Cycoop menyampaikan protes dengan caranya yang tak setengah – setengah. Terganggunya keseimbangan hasil dari bentuk perambahan dan gangguan di kawasan penyangga bahkan kawasan inti Cycloop membuat gunung kebanggaan masyarakat Kabupaten Jayapura dan Kota Jayapura ini menumpahkan air bercampur material bebatuan dan potongan kayu – kayu berton – ton beratnya.
Alhasil baik kota maupun kabupaten Jayapura lumpuh bahkan hingga kini sisa – sisa dari cerita sejarah kelam tersebut masih bisa terlihat. Bahkan pemerintah dan masyarakat perlu berbulan – bulan melakukan perbaikan dan pemulihan. Dari kondisi ini seharusnya manusia mengambil hikmah bahwa jika keseimbangan alam terganggu maka akan menimbulkan kondisi ancaman. Cycloop juga menjadi sumber utama ketersediaan air bagi Kota Jayapura dan Kabupaten Jayapura. Bicara Cycloop juga bicara air namun seiring pesatnya pembangunan dan bertambahnya jumlah penduduk membuat kebutuhan air terus meningkat.
Ada yang mendapatkan air dengan cara yang benar, namun tak sedikit juga yang mendapatkan air dengan cara illegal. PDAM Jayapura selaku perusahaan daerah yang mengelola sumber daya alam memiliki catatan terkait air. Direktur PDAM Jayapura, Entis Sutisna menyampaikan bahwa saat ini PDAM Jayapura memiliki kapasitas produksi sebanyak 895 liter/detik dimana jumlah intake yang dimiliki sebanyak 22 intake dengan 13 aliran sungai.
Namun dari jumlah 895 liter/detik ini sebanyak 805/detik berada di wilayah kota dan sisanya 90 liter/detik ada di wilayah Kabupaten Jayapura. “Kalau dilihat dari perkembangan jumlah penduduk saat ini dimana Kota Jayapura berjumlah 420 ribu jiwa lebih dan di Kabupaten Jayapura berjumlah 300 ribu lebih.
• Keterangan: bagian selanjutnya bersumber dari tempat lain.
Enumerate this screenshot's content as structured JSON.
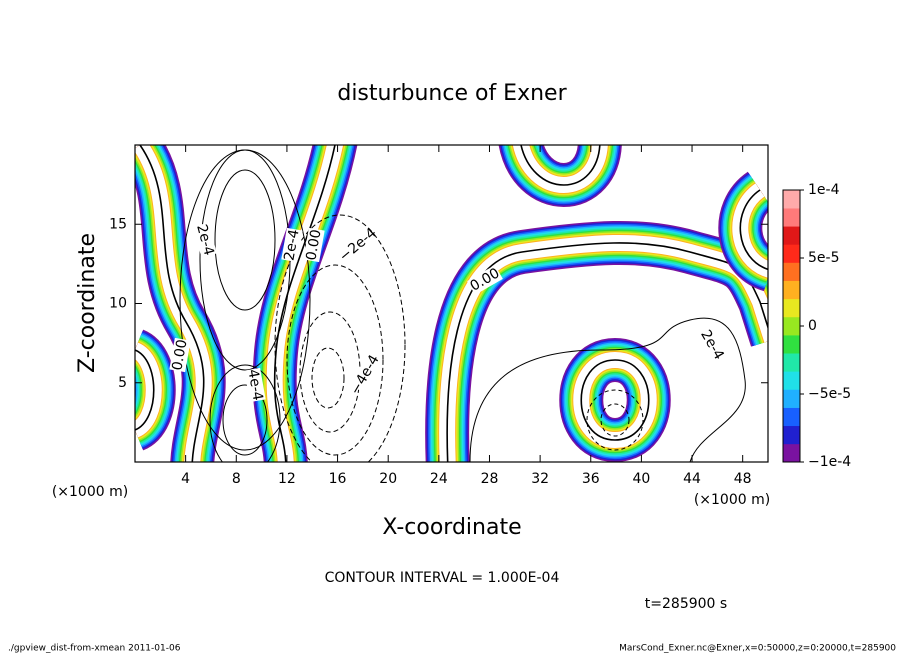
{
  "chart_data": {
    "type": "contour",
    "title": "disturbunce of Exner",
    "xlabel": "X-coordinate",
    "ylabel": "Z-coordinate",
    "xunit": "(×1000 m)",
    "yunit": "(×1000 m)",
    "xlim": [
      0,
      50
    ],
    "ylim": [
      0,
      20
    ],
    "xticks": [
      4,
      8,
      12,
      16,
      20,
      24,
      28,
      32,
      36,
      40,
      44,
      48
    ],
    "yticks": [
      5,
      10,
      15
    ],
    "clim": [
      -0.0001,
      0.0001
    ],
    "cticks": [
      {
        "value": -0.0001,
        "label": "−1e-4"
      },
      {
        "value": -5e-05,
        "label": "−5e-5"
      },
      0,
      {
        "value": 5e-05,
        "label": "5e-5"
      },
      {
        "value": 0.0001,
        "label": "1e-4"
      }
    ],
    "colormap": [
      "#7a12a0",
      "#2020d0",
      "#1860ff",
      "#20b0ff",
      "#20e0e8",
      "#20e8a8",
      "#30e040",
      "#98e820",
      "#e8e820",
      "#ffb020",
      "#ff7020",
      "#ff2a1a",
      "#e01818",
      "#ff7a7a",
      "#ffaaaa"
    ],
    "contour_labels": [
      "2e-4",
      "2e-4",
      "0.00",
      "0.00",
      "−2e-4",
      "4e-4",
      "−4e-4",
      "0.00",
      "2e-4"
    ],
    "note": "CONTOUR INTERVAL = 1.000E-04",
    "time_label": "t=285900 s",
    "footer_left": "./gpview_dist-from-xmean  2011-01-06",
    "footer_right": "MarsCond_Exner.nc@Exner,x=0:50000,z=0:20000,t=285900"
  }
}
Sementara dalam 20 tahun terakhir ini belum ada penambahan kapasitas produksi. Kami diperhadapkan dalam soal ketidakseimbangan antara perkembangan penduduk dengan kapasitas produksi air,” aku Entis, Selasa (23/3).
PDAM Jayapura menyatakan belum mendapat tambahan intake baru sehingga hanya mengelola dari sumber air yang ada. Kemudian persoalan kedua adalah tingkat kebocoran air atau water loses. Ia menyebut agka ini di Jayapura sebanyak 38 persen dari total produksi dan itu terbilang cukup tinggi karena banyak aktifitas yang merugikan PDAM. Banyak kebocoran di pipa transmisi termasuk yang membolongi pipa di sumber air PDAM.
Lalu banyak juga kebocoran di jalur distribusi semisal jalan protokol maupun perumahan. Ada upaya yang dilakukan untuk menggarap potensi yang tersedia dengan pembangunan spam baik di Kabupaten Jayapura maupun Kota Jayapura. Mata air di Borhonji mencapai 100 liter/detik dikatakan bisa membantu namun hingga kini belum tergarap. “Kami juga diperhadapkan pada kondisi kerusakan diseluruh sumber air yang dikelola. Ada peladangan, penebangan pohon untuk kebutuhan kayu bangunan dan ini terjadi dan menimbulkan penurunan debit,” bebernya.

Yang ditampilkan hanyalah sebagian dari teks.